To evaluate the authenticity of information found using a search engine, closely examine the site. Is it published by a well-known entity or author whose reputation would be damaged by providing false information? Is there a bibliography included with the work? A sign of good scholarship is a list of works cited. This shows that an author is building on previous scholarship and using documented facts to support his or her thesis.

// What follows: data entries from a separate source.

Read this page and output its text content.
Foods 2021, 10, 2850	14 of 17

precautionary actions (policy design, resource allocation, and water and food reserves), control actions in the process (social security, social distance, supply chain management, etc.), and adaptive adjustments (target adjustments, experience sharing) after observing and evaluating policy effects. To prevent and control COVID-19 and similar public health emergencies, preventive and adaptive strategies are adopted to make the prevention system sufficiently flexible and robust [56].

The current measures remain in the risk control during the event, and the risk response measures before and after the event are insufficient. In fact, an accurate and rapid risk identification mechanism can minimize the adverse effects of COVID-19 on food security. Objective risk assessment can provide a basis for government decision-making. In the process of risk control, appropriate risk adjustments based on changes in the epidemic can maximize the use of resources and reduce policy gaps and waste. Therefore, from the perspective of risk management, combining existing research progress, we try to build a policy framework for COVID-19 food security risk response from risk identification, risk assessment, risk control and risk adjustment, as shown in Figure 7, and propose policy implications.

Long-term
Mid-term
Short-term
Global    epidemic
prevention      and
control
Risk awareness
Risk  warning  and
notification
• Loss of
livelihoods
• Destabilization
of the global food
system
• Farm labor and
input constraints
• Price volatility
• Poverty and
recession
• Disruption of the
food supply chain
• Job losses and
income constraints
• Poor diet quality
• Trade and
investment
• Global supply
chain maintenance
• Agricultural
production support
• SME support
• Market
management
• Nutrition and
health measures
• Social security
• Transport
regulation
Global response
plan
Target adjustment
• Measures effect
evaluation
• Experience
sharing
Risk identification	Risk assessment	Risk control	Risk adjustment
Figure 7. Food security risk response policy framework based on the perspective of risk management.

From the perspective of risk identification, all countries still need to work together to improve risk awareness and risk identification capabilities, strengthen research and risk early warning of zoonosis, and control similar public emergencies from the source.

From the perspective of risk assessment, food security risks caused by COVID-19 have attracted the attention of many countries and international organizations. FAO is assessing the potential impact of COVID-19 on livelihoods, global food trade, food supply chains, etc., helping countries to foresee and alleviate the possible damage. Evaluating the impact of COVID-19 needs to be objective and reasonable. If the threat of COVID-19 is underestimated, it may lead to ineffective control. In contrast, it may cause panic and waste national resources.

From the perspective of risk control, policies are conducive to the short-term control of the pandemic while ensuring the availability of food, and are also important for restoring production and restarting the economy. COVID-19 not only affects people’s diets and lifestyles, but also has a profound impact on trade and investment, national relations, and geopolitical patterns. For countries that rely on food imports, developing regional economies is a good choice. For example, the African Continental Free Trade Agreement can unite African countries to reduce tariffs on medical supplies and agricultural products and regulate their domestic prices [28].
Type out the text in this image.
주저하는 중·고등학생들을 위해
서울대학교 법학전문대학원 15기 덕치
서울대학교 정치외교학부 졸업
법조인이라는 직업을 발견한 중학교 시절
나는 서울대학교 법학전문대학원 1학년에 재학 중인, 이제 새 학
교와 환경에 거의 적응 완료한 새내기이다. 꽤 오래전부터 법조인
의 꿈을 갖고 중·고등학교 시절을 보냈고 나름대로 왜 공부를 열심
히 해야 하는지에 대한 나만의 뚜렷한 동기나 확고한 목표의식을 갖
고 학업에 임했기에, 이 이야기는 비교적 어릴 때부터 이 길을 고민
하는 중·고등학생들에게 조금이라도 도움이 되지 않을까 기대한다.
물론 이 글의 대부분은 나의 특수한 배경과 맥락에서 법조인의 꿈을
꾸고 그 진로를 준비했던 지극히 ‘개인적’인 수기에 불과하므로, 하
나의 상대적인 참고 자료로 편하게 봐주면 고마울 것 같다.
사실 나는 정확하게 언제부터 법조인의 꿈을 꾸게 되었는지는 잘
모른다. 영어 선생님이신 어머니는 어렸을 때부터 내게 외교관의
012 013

If you are unsure of the veracity of a web resource, please consult with your professor or a librarian.
3. How to cite Internet resources
MLA handbook for writers of research papers (Ref. LB 2369 .G53 1995)
Publication manual of the American Psychological Association (Ref. BF 76.7 .P83 2001)
The Chicago manual of style : for authors, editors, and copywriters (Ref. Z 253.U69 1982)
1. Researching at other Cincinnati area libraries
Thomas More College is a member of the SouthWest Ohio and Neighboring Libraries (SWON). This means that you may check out books at any of the member libraries using your TMC ID card.
Books and journal titles held at neighboring institutions can be found by searching their catalogs individually, or search them all at once using FirstSearch's WorldCat database.
2. Requesting books and articles be sent to Thomas More College via Interlibrary Loan
Materials from other libraries can be sent directly to the TMC Library. This can be done using the orange and green Interlibrary loan forms at the Circulation Desk, or by filling out our online ILL form. Interlibrary loan services are limited to TMC students, faculty and staff.
1. Using the library databases from home
Lists of IDs and passwords for remote access to the Library's databases are available at the Library Circulation Desk.